The Black Snake


If you read my column last week, you know Gene and I dubbed 2006 “The Year of the Great Snake Infestation.” And if you thought that story ended with the death of the copperhead under our cross tie steps and a rainstorm that night, well, you’d be wrong.
Gene and I were relieved that the copperhead was dead, even though we were sad we had to kill her. That same day, after I got home from work, and a little while before it started raining, Gene and I walked into the backyard together, scanning every flowerbed for other venomous snakes. But we found none. All we found that day was peace and quiet.
Again, if you read last week, you’ll remember that we smelled an awful smell while the copperhead was dying. Turns out snakes release a powerful musk when dying from glands near the tail. Folks describe it as skunk-like. That smell was still thick in the air as Gene and I stood on the lowest cross tie step in the backyard that day after work.
We live in the middle of the woods in Northwest Georgia. For a moment, it was dead quiet. Then we heard leaves rustling—not close, but getting closer. Both of us started scanning the surrounding woods and the tree line. About forty feet away, a black snake came shooting out of the underbrush, making a beeline straight for us.
“Do you see what I see?” I asked. Gene didn’t answer. He grabbed one of the snake-handling tools my maintenance friend had made for me—a hook mounted on an eight-foot pipe. Within a minute, he scooped that snake right up like a superhero.
“I’m pretty sure that’s a black racer,” I said, as Gene walked away with it dangling. I’d gotten pretty good at snake identification that year, thanks to a pocket field guide I kept on the kitchen table. The black racer is nonvenomous, solid black with a little white under its chin, fast as all getout, and somewhat skittish around humans.
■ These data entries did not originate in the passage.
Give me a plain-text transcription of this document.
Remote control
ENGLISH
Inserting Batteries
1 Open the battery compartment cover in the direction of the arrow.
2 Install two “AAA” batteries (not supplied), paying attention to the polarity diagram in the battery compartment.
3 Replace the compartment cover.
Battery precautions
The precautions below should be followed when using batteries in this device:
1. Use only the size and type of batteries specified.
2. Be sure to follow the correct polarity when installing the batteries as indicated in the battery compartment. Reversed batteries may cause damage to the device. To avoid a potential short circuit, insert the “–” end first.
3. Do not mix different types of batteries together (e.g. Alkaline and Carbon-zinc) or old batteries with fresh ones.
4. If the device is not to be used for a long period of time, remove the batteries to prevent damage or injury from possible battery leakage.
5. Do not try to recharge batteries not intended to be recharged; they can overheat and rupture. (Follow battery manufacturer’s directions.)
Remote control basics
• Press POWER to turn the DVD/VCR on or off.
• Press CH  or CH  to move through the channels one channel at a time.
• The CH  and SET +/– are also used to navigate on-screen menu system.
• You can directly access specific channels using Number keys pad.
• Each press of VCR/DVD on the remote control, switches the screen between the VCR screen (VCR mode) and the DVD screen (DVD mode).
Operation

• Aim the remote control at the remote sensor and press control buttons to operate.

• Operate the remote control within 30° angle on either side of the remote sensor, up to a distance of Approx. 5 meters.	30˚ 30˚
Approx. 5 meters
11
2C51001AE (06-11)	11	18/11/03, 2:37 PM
But nobody told that snake he was supposed to be afraid of us, and so, he wasn’t.
Gene carried him to the tree line and tossed him back into the leaves. The rustling started again almost immediately— that snake was headed right back to us like a boomerang. Gene moved him farther into the woods the second time. Same result. That black racer followed Gene’s tracks straight back to us like he had a GPS pinned on our location. Again and again Gene moved him. Again and again, back he came, determined as all get-out. It was the stuff of nightmares!
Finally, Gene threw the hook down, looked at me, and yelled, “Run!” He and I darted up the steps to the safety of the deck. Gene said, “I’m done with that snake,” and he went inside for the night.
But I stayed outside and watched. That black racer moved frantically around the exact spot where the copperhead had died, searching for something. I’m no herpetologist or wildlife expert, but I have two theories. Either that copperhead’s dying smell convinced him she was an easy meal—black racers do eat other snakes sometimes—or another black racer hiding under those cross ties was releasing mating pheromones that very same day, sending our visitor into a slithering love-crazed frenzy. We’ll never know.
In the month that followed, we carefully removed every cross tie and landscaping timber from the backyard. Most went into a burn pile. The rest we hauled deep into the woods. The next spring, we built steps from rock and fieldstone—solid, sturdy, beautiful, and with no possibility of rotting and creating a habitat for bugs, rodents, and snakes. And the great snake infestation was officially over.
We still see a snake from time to time out there—nothing unusual for living in the woods. But it is nothing like what happened to us in 2006. That was a year like no other, and now you’ve read the rest of the story.